The goal here is to develop a type check for "unproven" types (e.g. i8 versus i8@prove, etc). Two approaches:

• (Simple) We could use integer range analysis, along with bounded unrolling to given a quick-and-dirty check. This would unroll a given module to some number of rows, then fill in all proven columns with their ranges and then try to deduce the rest. I don't know whether this will work well, however, for modules with CT_MAX. The problem being that these modules have variable rows per call, and this will interfere. We could hard-code knowledge of CT_MAX.
• (Non-inductive Proof) We can improve upon the above by using a simple decision procedure for inequalities and, again, unrolling to some depth.
• (Inductive Proof) Perhaps the hardest, but also the most powerful.

[DavePearce]

(see also #390)

Overview

Imagine expanding all constraints to the "balanced form" (i.e. non-negative polynomials on each side). For example, 0 == X-Y becomes X==Y. Then, increasing values for X and Y can only increase the lhs / rhs.

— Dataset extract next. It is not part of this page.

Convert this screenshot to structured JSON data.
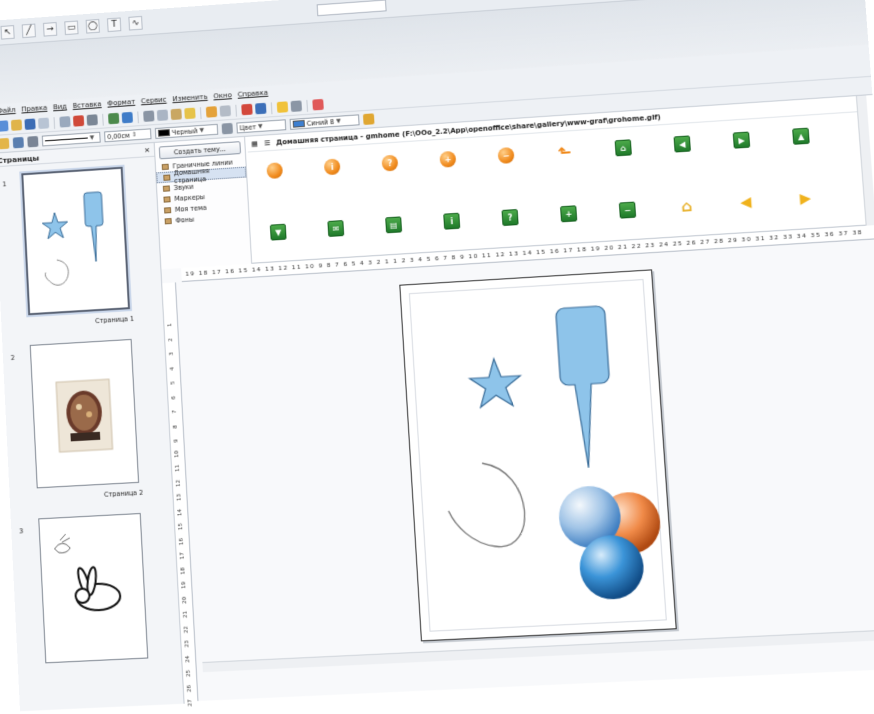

Therefore, consider each variable in turn whilst assuming the type of other variables. We can substitute the maximum value for each of the other variables into our constraint, thus producing a maximum possible value for the target variable.

Approach

As for field agnosticity, the presence of normalisations is a problem. Again, the easiest solution here is work in the logical form. Then, we can apply a simple decision procedure to check the bounds of the target whilst assuming those of others.

The issue of induction still remains an issue here, as we likely require to "invent" intermediate bounds (e.g. for accumulators in a byte decomposition). However, we could have a set of predefined patterns to work from.